Primeiro, agentes do Estado não
podem recorrer à delinqüência para reprimir delinqüência de inimigos. Matar em combate é uma coisa,
matar (ou torturar) quem já está
preso é borrar a fronteira entre a civilização e a barbárie, tal como
ocorre quando, em nome de um
projeto político, se matam ou torturam não-combatentes.
A segunda -e principal confusão,
porque não é conceitual, mas factual- trata da impunidade. Praticamente todos os que pegaram em armas contra a ditadura foram punidos. Punidos foram muitos que
nem pegaram em armas (vide o caso do jornalista Vladimir Herzog,
assassinado nos porões do aparelho
repressivo, mesmo não tendo aderido à luta armada).

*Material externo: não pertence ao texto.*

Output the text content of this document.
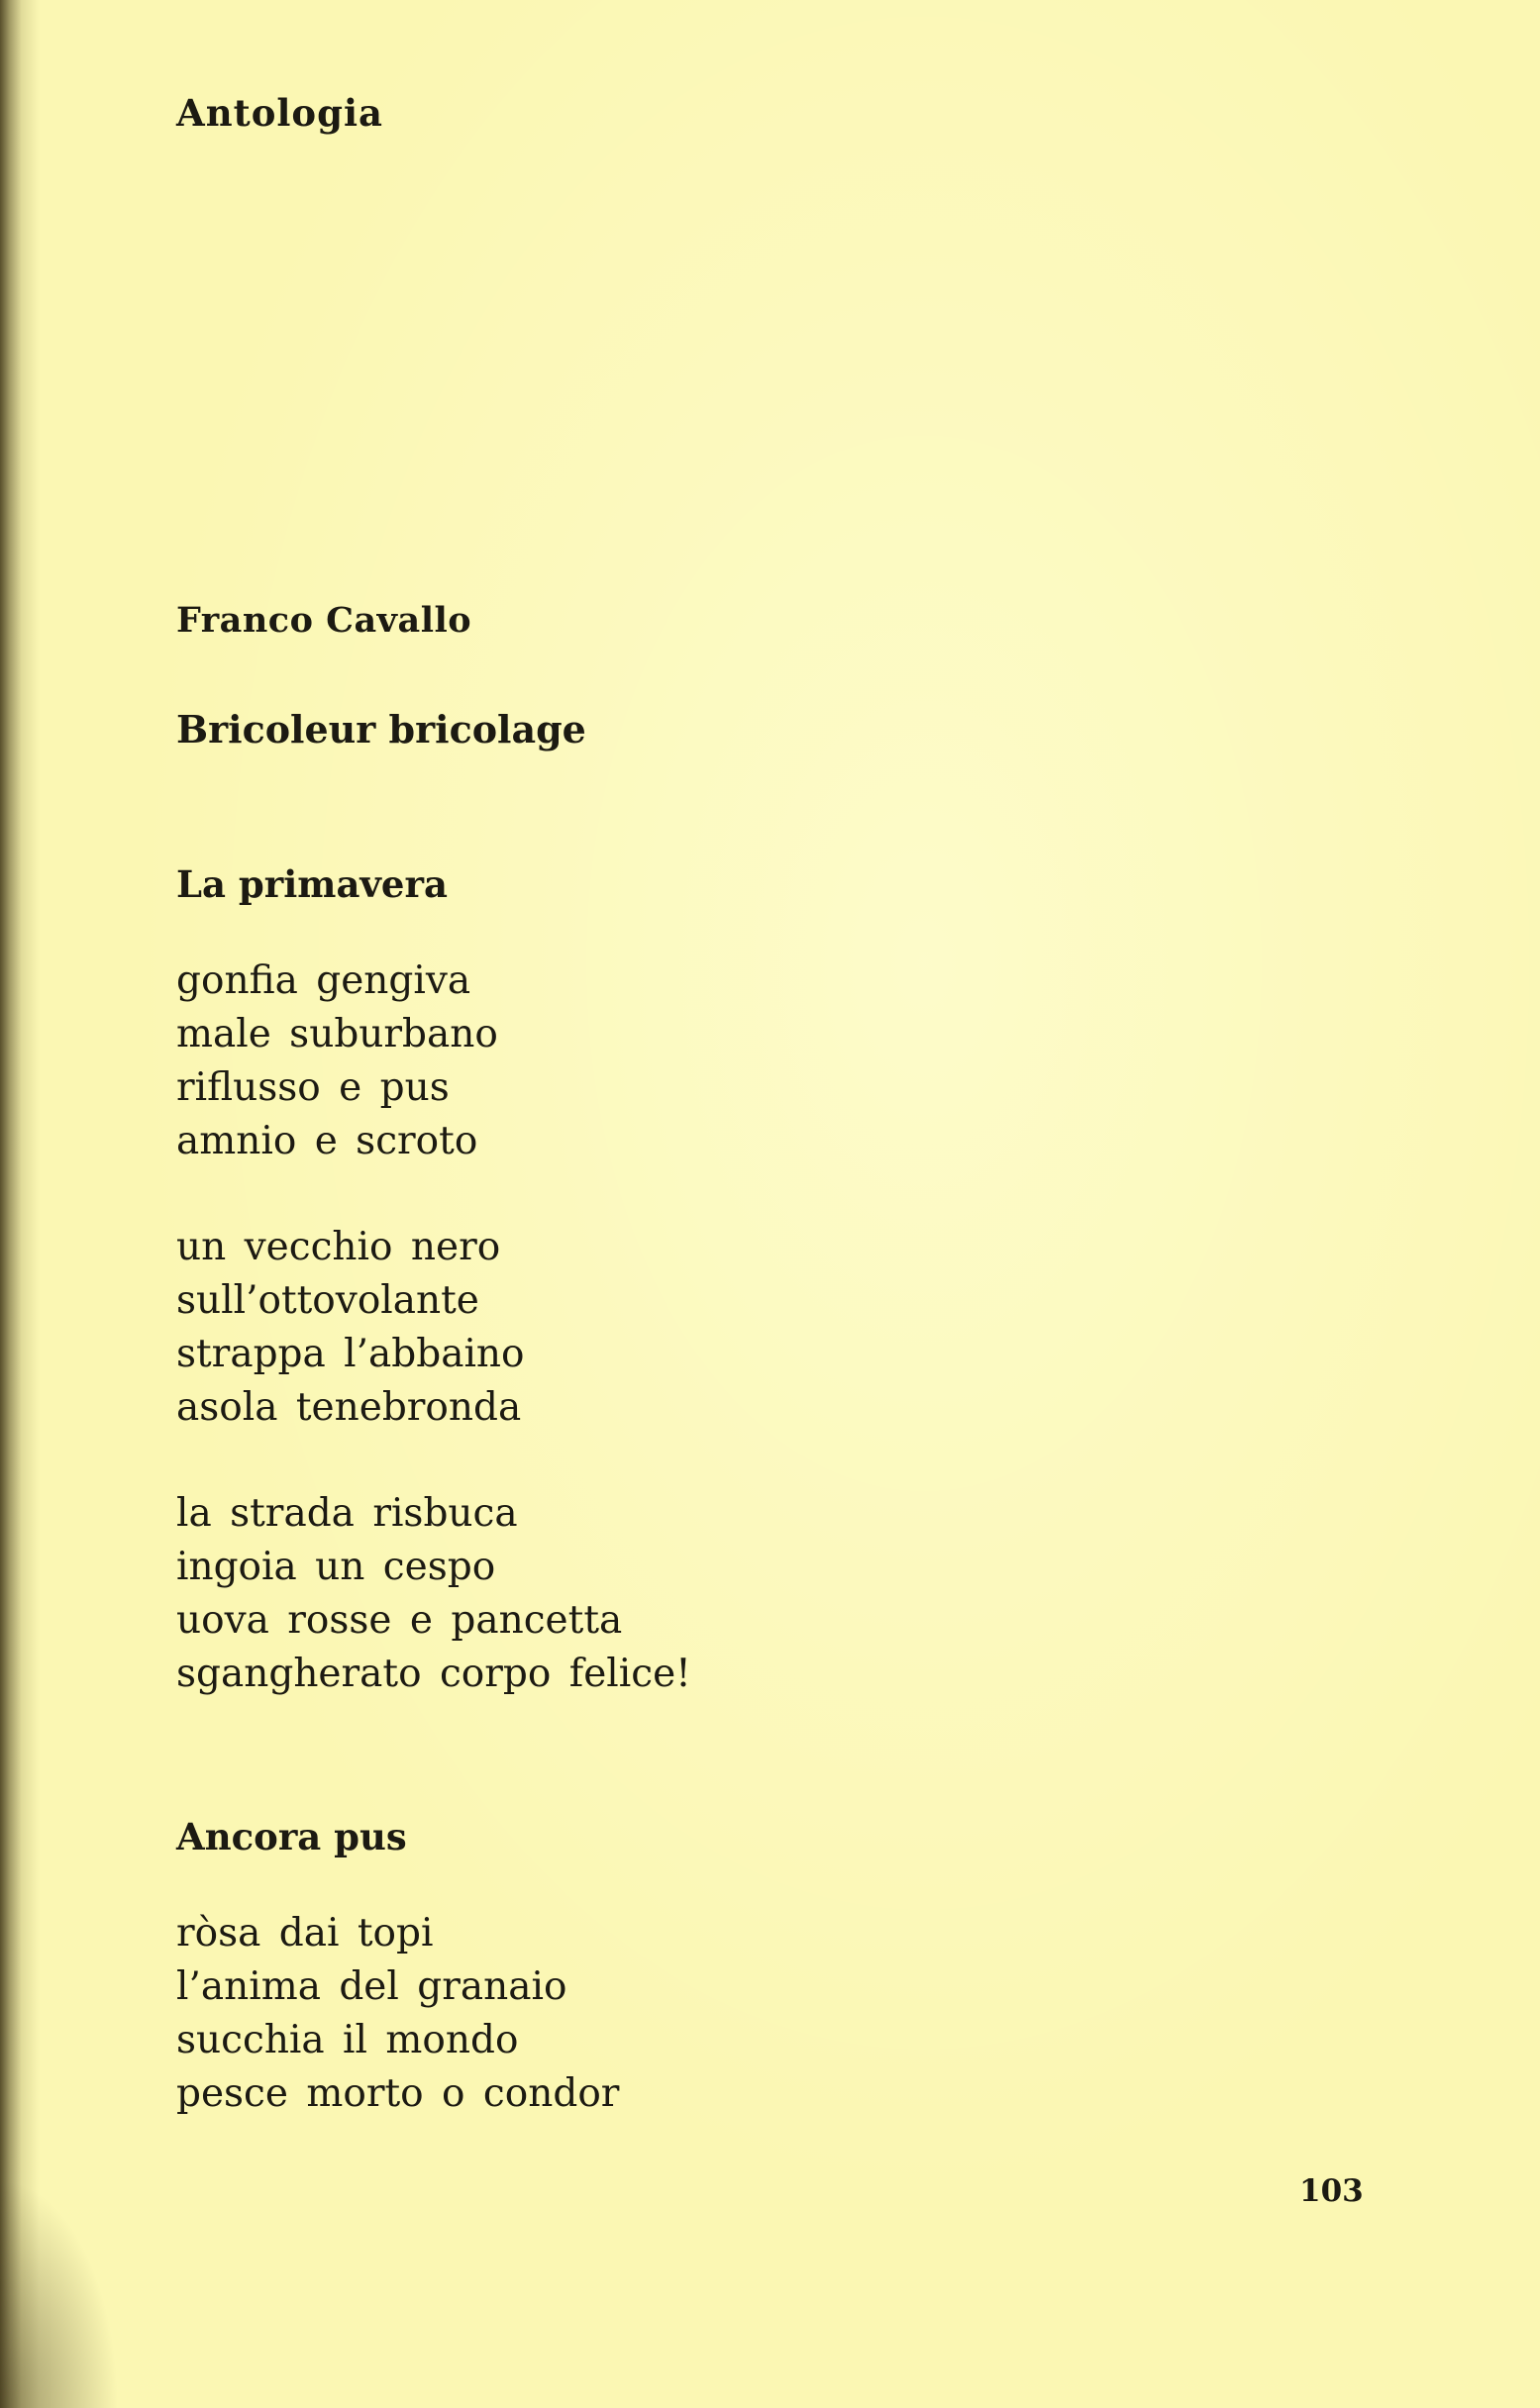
Antologia
Franco Cavallo
Bricoleur bricolage
La primavera
gonfia gengiva
male suburbano
riflusso e pus
amnio e scroto
un vecchio nero
sull’ottovolante
strappa l’abbaino
asola tenebronda
la strada risbuca
ingoia un cespo
uova rosse e pancetta
sgangherato corpo felice!
Ancora pus
ròsa dai topi
l’anima del granaio
succhia il mondo
pesce morto o condor
103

Alguns oposicionistas foram punidos no marco da lei, ainda que
certas leis repressivas fossem ilegítimas, porque editadas por um governo não surgido do voto livre dos
cidadãos. Mas um punhado deles
foi punido muito além da lei, com
assassinatos, torturas (inclusive de
parentes não envolvidos na luta),
desaparecimentos (caso de Rubens
Paiva, que nada tinha a ver com a luta armada), banimento e por aí vai.
Do lado oposto, no entanto, ninguém foi punido. Muitos, ao contrário, foram promovidos. A impunidade deu margem, por exemplo, ao
atentado do Riocentro, em que só
um acidente de trabalho impediu
uma tragédia inenarrável (a bomba
explodiu no colo do militar que ia
atacar um show musical supostamente de esquerda).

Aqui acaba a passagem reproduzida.